You are viewing a plain text version of this content. The canonical link for it is here.

Posted to user@cassandra.apache.org by Oleksandr Shulgin <ol...@zalando.de> on 2018/01/16 14:51:07 UTC

New token allocation and adding a new DC

Hello,

We want to add a new rack to an existing cluster (a new Availability Zone
on AWS).

Currently we have 12 nodes in 2 racks with ~4 TB data per node.  We also
want to have bigger number of smaller nodes.  In order to minimize the
streaming we want to add a new DC which will span 3 racks and then
decommission the old DC.

Following the documented procedure we are going to create all nodes in the
new DC with auto_bootstrap=false and a distinct dc_suffix.  Then we are
going to run `nodetool rebuild OLD_DC` on every node.

Since we are observing some uneven load distribution in the old DC, we
wanted to make use of new token allocation algorithm of Cassandra 3.0+ when
building the new DC.

To our understanding, this is currently not supported, because the new
algorithm can only be used during proper node bootstrap?

In theory it should still be possible to allocate tokens in the new DC by
telling Cassandra which keyspace to optimize for and from which remote DC
the data will be streamed ultimately, or am I missing something?

Reading through the original implementation ticket I didn't find any
reference to interaction with rebuild:
https://issues.apache.org/jira/browse/CASSANDRA-7032
Nor do I find any open tickets that would discuss the topic.

Is it reasonable to open an issue for that or is there some obvious blocker?

Thanks,
-- 
Alex

Re: New token allocation and adding a new DC

Posted by Alexander Dejanovski <al...@thelastpickle.com>.

Well, that's a shame...

That part of the code has been changed in trunk and now it uses
BootStrapper.getBootstrapTokens() instead of getRandomToken() when auto
boostrap is disabled :
https://github.com/apache/cassandra/blob/trunk/src/java/org/apache/cassandra/service/StorageService.java#L938

I was hoping this would already be the case in 3.0.x/3.11.x :(
Maybe that change should be backported to 3.11.x ?

It doesn't seem like a big change actually (I can be wrong though,
Cassandra is a complex beast...) and your use case doesn't seem to be that
exotic.
One would expect that a new DC can be created with balanced ownership,
which is obviously not the case.


On Wed, Jan 17, 2018 at 6:27 PM Oleksandr Shulgin <
oleksandr.shulgin@zalando.de> wrote:

> On Wed, Jan 17, 2018 at 4:21 AM, kurt greaves <ku...@instaclustr.com>
> wrote:
>
>> I believe you are able to get away with just altering the keyspace to
>> include both DC's even before the DC exists, and then adding your nodes to
>> that new DC using the algorithm.
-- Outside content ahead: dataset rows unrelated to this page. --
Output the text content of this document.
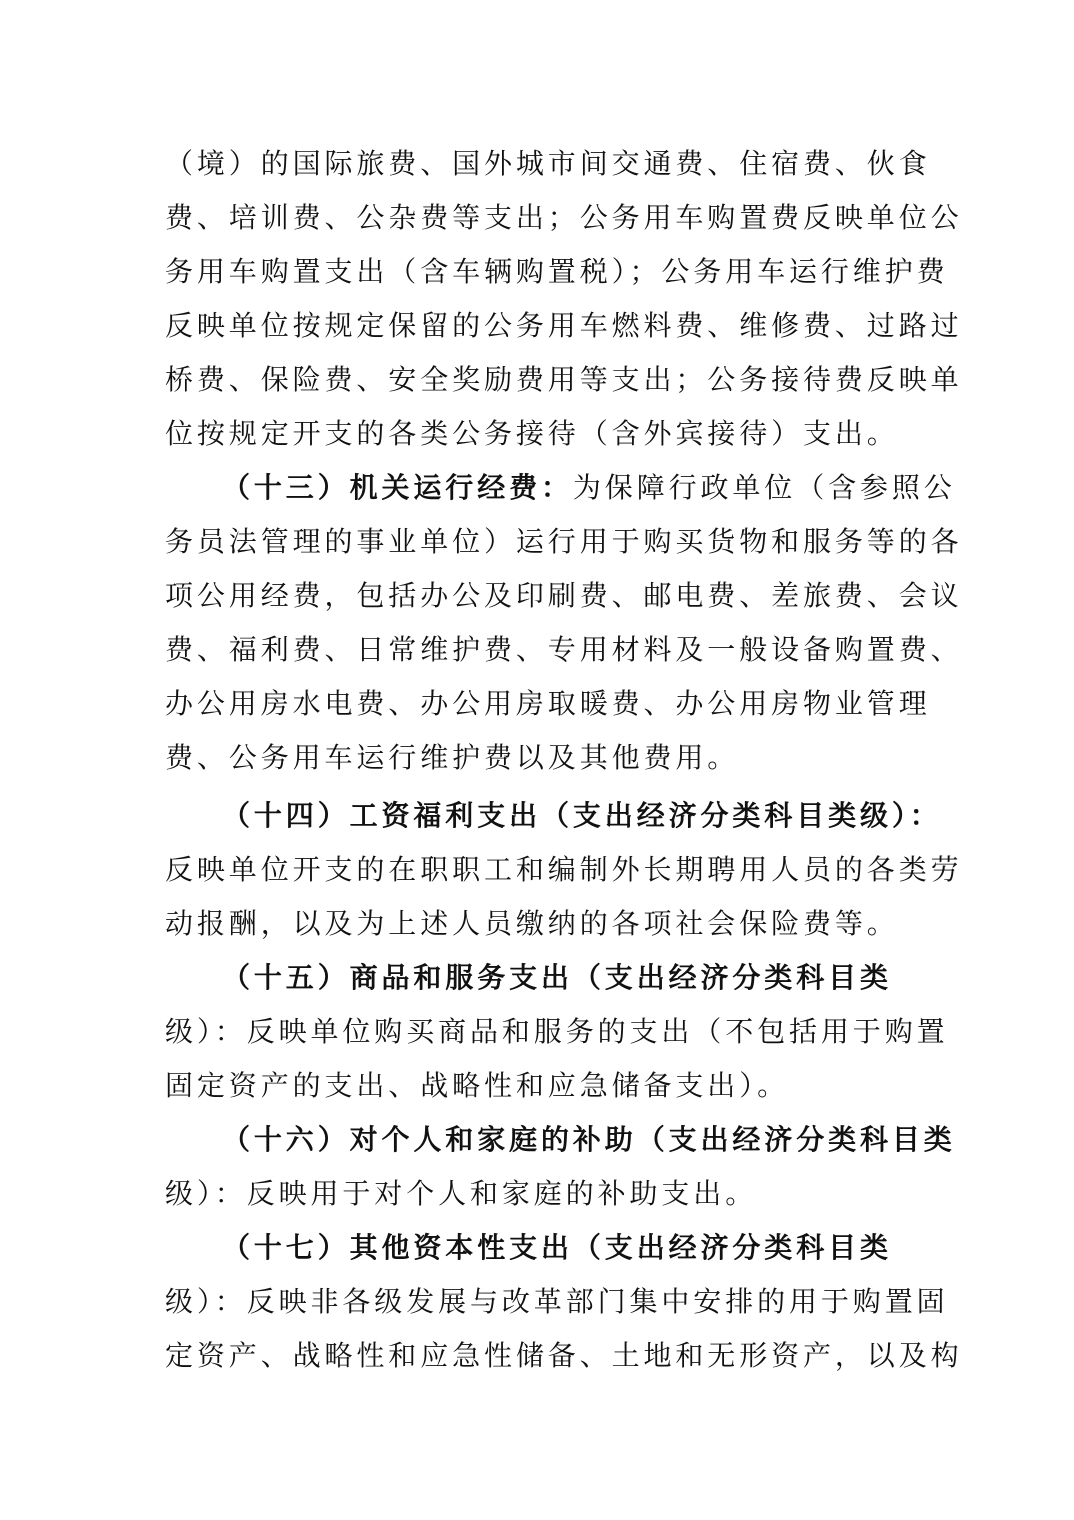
（境）的国际旅费、国外城市间交通费、住宿费、伙食
费、培训费、公杂费等支出；公务用车购置费反映单位公
务用车购置支出（含车辆购置税）；公务用车运行维护费
反映单位按规定保留的公务用车燃料费、维修费、过路过
桥费、保险费、安全奖励费用等支出；公务接待费反映单
位按规定开支的各类公务接待（含外宾接待）支出。
（十三）机关运行经费：为保障行政单位（含参照公
务员法管理的事业单位）运行用于购买货物和服务等的各
项公用经费，包括办公及印刷费、邮电费、差旅费、会议
费、福利费、日常维护费、专用材料及一般设备购置费、
办公用房水电费、办公用房取暖费、办公用房物业管理
费、公务用车运行维护费以及其他费用。
（十四）工资福利支出（支出经济分类科目类级）：
反映单位开支的在职职工和编制外长期聘用人员的各类劳
动报酬，以及为上述人员缴纳的各项社会保险费等。
（十五）商品和服务支出（支出经济分类科目类
级）：反映单位购买商品和服务的支出（不包括用于购置
固定资产的支出、战略性和应急储备支出）。
（十六）对个人和家庭的补助（支出经济分类科目类
级）：反映用于对个人和家庭的补助支出。
（十七）其他资本性支出（支出经济分类科目类
级）：反映非各级发展与改革部门集中安排的用于购置固
定资产、战略性和应急性储备、土地和无形资产，以及构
Note you'll probably want to take the
>> opportunity to reduce the number of vnodes to something reasonable. Based
>> off memory from previous testing you can get a good token balance with 16
>> vnodes if you have at least 6 nodes per rack (with RF=3 and 3 racks).
>>
>
> Alexander, Kurt,
>
> Thank you for the suggestions.
>
> None of them did work in the end, unfortunately:
>
> 1. Using auto_bootstrap=false always results in random token allocation,
> ignoring the allocate_tokens_for_keyspace option.
>
> The token allocation option is only considered if shouldBootstrap()
> returns true:
>
> https://github.com/apache/cassandra/blob/cassandra-3.0.15/src/java/org/apache/cassandra/service/StorageService.java#L790
> if (shouldBootstrap()) {
>
> https://github.com/apache/cassandra/blob/cassandra-3.0.15/src/java/org/apache/cassandra/service/StorageService.java#L842
>   BootStrapper.getBootstrapTokens()  (the only place in code using the
> token allocation option)
>
> https://github.com/apache/cassandra/blob/cassandra-3.0.15/src/java/org/apache/cassandra/service/StorageService.java#L901
> else { ...
>
> 2. Using auto_bootstrap=true and allocate_tokens_for_keyspace=data_ks
> gives us balanced range ownership on the new empty DC.  The problem though,
> is that rebuilding of an already bootstrapped node doesn't work: the node
> believes that it already has all the data.
>
> We are going to proceed by manually assigning a small number of tokens to
> the nodes in new DC with auto_bootstrap=false and only use the automatic
> token allocation when we need to scale it out.  This seems to be the only
> supported way to use it anyway.
>
> Regards,
> --
> Alex
>
>

-- 
-----------------
Alexander Dejanovski
France
@alexanderdeja

Consultant
Apache Cassandra Consulting
http://www.thelastpickle.com

Re: New token allocation and adding a new DC

Posted by Dikang Gu <di...@gmail.com>.

I fixed the new allocation algorithm in non bootstrap case,
https://issues.apache.org/jira/browse/CASSANDRA-13080?filter=-2, the fix is
in 3.12+, but not in 3.0.


On Wed, Jan 24, 2018 at 9:32 AM, Oleksandr Shulgin <
oleksandr.shulgin@zalando.de> wrote:

> On Thu, Jan 18, 2018 at 5:19 AM, kurt greaves <ku...@instaclustr.com>
> wrote:
>
>> Didn't know that about auto_bootstrap and the algorithm. We should
>> probably fix that. Can you create a JIRA for that issue?
>>
>
> Will do.
>
>
>> Workaround for #2 would be to truncate system.available_ranges after
>> "bootstrap".
>>
>
> Thanks, that seems to help.
>
> Initially we cannot login with cqlsh to run the truncate command on such a
> "bootstrapped" node.  But with the help of yet another workaround, namely
> pulling in the roles data by means of repairing system_auth keyspace only,
> it seems to be possible.  At least we see that netstats reports the ongoing
> streaming operations this time.
>
> --
> Alex
>
>


-- 
Dikang

Re: New token allocation and adding a new DC

Posted by Oleksandr Shulgin <ol...@zalando.de>.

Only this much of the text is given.